101 min | NR | June 23, 2023 | Kino Lorber
Nancy Buirski digs into how a movie about two desperate men hustling through a rotting New York City became the only X-rated film to win Best Picture. She treats the 1969 release as a fault line where Old Hollywood died and something hungrier took its place. The result is a documentary that loves its subject and trusts you to keep up.
Desperate Souls, Dark City and the Legend of Midnight Cowboy is a documentary about how a single film captured a country in the middle of coming apart. The subject is John Schlesinger’s Midnight Cowboy, the story of a Texas drifter and a sickly con man surviving on the margins of a decaying Manhattan. Nancy Buirski uses that film as a lens for everything pressing against it in 1969. Vietnam, assassinations, the collapse of the studio system, and a censorship code in its death throes all crowd into the frame. The real subject is the moment when American cinema stopped pretending and started looking directly at the rot.
Bob Balaban, who acted in the original film as a young man, speaks with the candor of someone who watched the production from inside. He grounds the cultural argument in the practical reality of how the movie got made. Jennifer Salt and Brian De Palma appear as members of Schlesinger’s circle and place the director within a specific community of artists pushing against convention. Cinematographer Adam Holender explains the visual choices that made the city feel diseased rather than romantic. Photographer Michael Childers, who was Schlesinger’s partner, supplies the intimacy that the archival record cannot.
Buirski writes and directs with a method built on collision. She cuts between talking heads, film clips, and period news footage so the past and the film bleed into each other. The editing refuses to keep Midnight Cowboy quarantined from history. A clip of Joe Buck wandering Times Square sits against footage of soldiers and protests, and the juxtaposition does the argument’s work without narration spelling it out.
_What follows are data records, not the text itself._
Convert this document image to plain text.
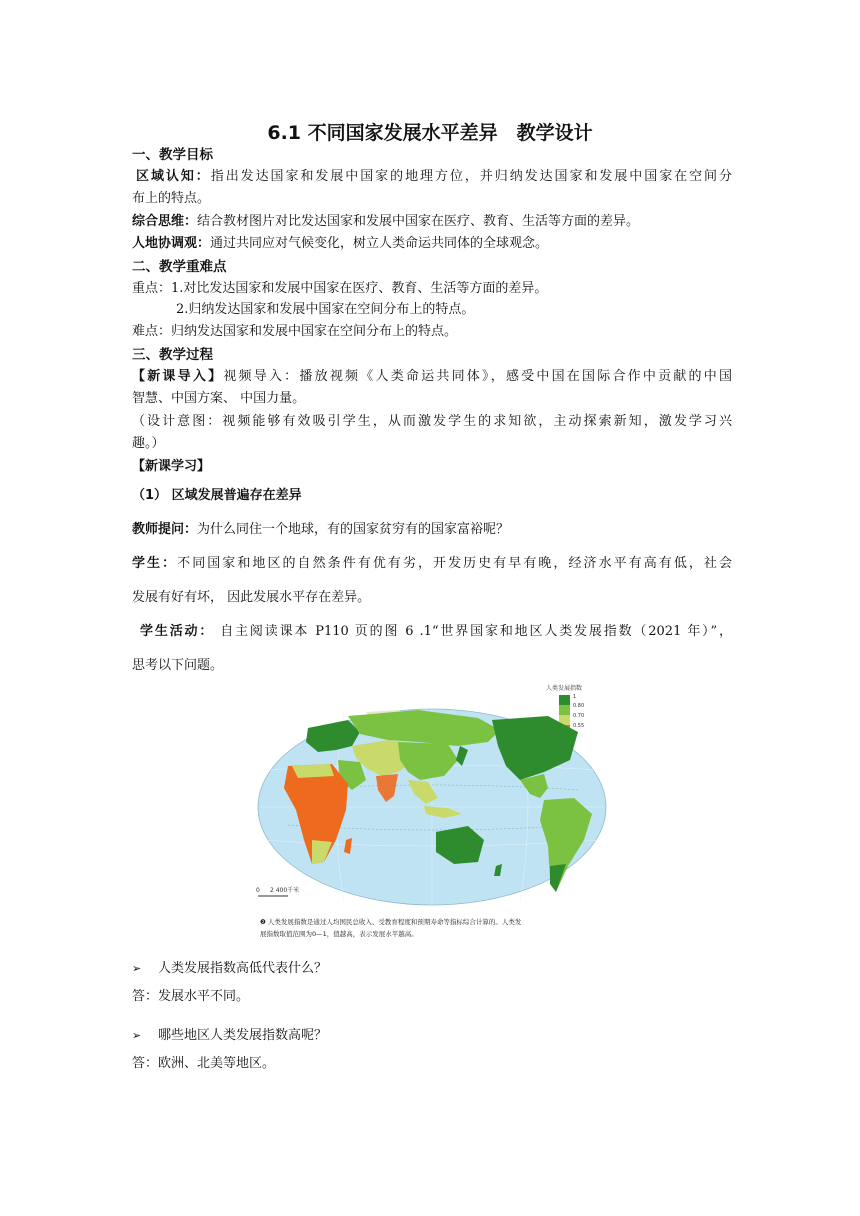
6.1 不同国家发展水平差异　教学设计
一、教学目标
区域认知：指出发达国家和发展中国家的地理方位，并归纳发达国家和发展中国家在空间分
布上的特点。
综合思维：结合教材图片对比发达国家和发展中国家在医疗、教育、生活等方面的差异。
人地协调观：通过共同应对气候变化，树立人类命运共同体的全球观念。
二、教学重难点
重点：1.对比发达国家和发展中国家在医疗、教育、生活等方面的差异。
2.归纳发达国家和发展中国家在空间分布上的特点。
难点：归纳发达国家和发展中国家在空间分布上的特点。
三、教学过程
【新课导入】视频导入：播放视频《人类命运共同体》，感受中国在国际合作中贡献的中国
智慧、中国方案、 中国力量。
（设计意图：视频能够有效吸引学生，从而激发学生的求知欲，主动探索新知，激发学习兴
趣。）
【新课学习】
（1） 区域发展普遍存在差异
教师提问：为什么同住一个地球，有的国家贫穷有的国家富裕呢？
学生：不同国家和地区的自然条件有优有劣，开发历史有早有晚，经济水平有高有低，社会
发展有好有坏， 因此发展水平存在差异。
学生活动： 自主阅读课本 P110 页的图 6 .1“世界国家和地区人类发展指数（2021 年）”，
思考以下问题。
人类发展指数
1
0.80
0.70
0.55
0 2 400千米
❷ 人类发展指数是通过人均国民总收入、受教育程度和预期寿命等指标综合计算的。人类发
展指数取值范围为0—1，值越高，表示发展水平越高。
➢ 人类发展指数高低代表什么？
答：发展水平不同。
➢ 哪些地区人类发展指数高呢？
答：欧洲、北美等地区。
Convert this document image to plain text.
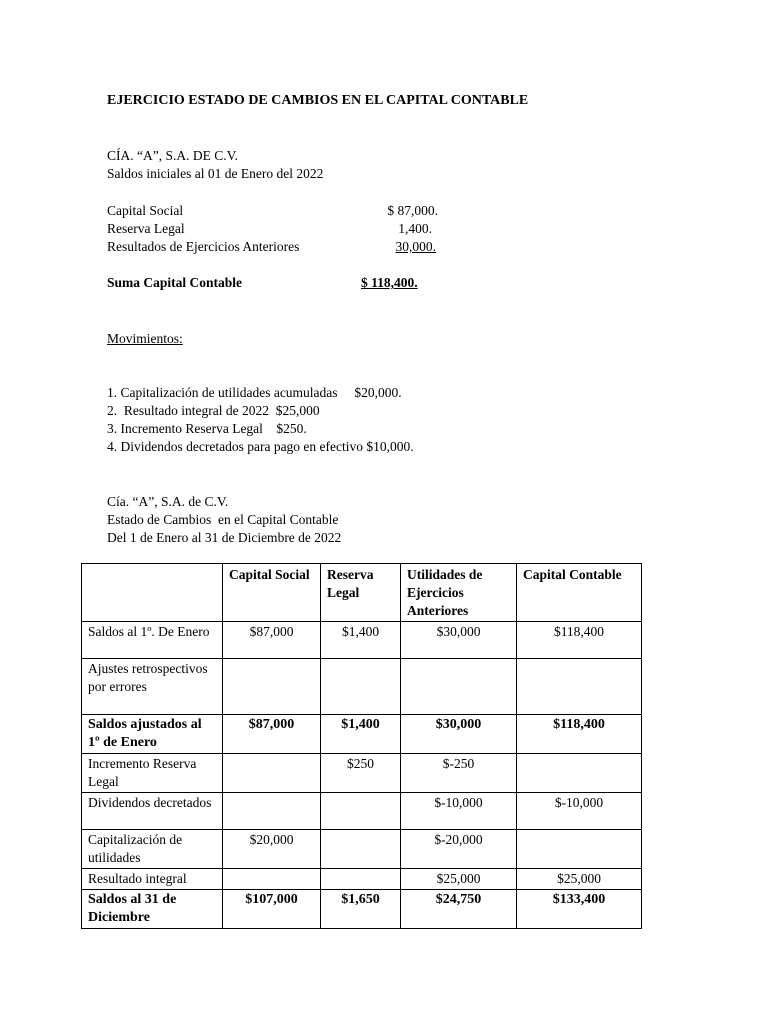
EJERCICIO ESTADO DE CAMBIOS EN EL CAPITAL CONTABLE
CÍA. “A”, S.A. DE C.V.
Saldos iniciales al 01 de Enero del 2022
Capital Social	$ 87,000.
Reserva Legal	1,400.
Resultados de Ejercicios Anteriores	30,000.
Suma Capital Contable	$ 118,400.
Movimientos:
1. Capitalización de utilidades acumuladas     $20,000.
2.  Resultado integral de 2022  $25,000
3. Incremento Reserva Legal    $250.
4. Dividendos decretados para pago en efectivo $10,000.
Cía. “A”, S.A. de C.V.
Estado de Cambios  en el Capital Contable
Del 1 de Enero al 31 de Diciembre de 2022
	Capital Social	Reserva Legal	Utilidades de Ejercicios Anteriores	Capital Contable
Saldos al 1º. De Enero	$87,000	$1,400	$30,000	$118,400
Ajustes retrospectivos por errores				
Saldos ajustados al 1º de Enero	$87,000	$1,400	$30,000	$118,400
Incremento Reserva Legal		$250	$-250	
Dividendos decretados			$-10,000	$-10,000
Capitalización de utilidades	$20,000		$-20,000	
Resultado integral			$25,000	$25,000
Saldos al 31 de Diciembre	$107,000	$1,650	$24,750	$133,400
The approach is dense and the connective tissue sometimes strains under the weight of how much it tries to hold.
This is the work of a filmmaker who understands that a movie is never only itself. Buirski treats Midnight Cowboy as evidence of a culture finally willing to admit what it had been hiding. The film reaches for more than it can fully grasp, and a few of its threads stay loose. It stands as one of Buirski’s final works, and it carries the confidence of someone who spent a career insisting that art and history are the same story told twice.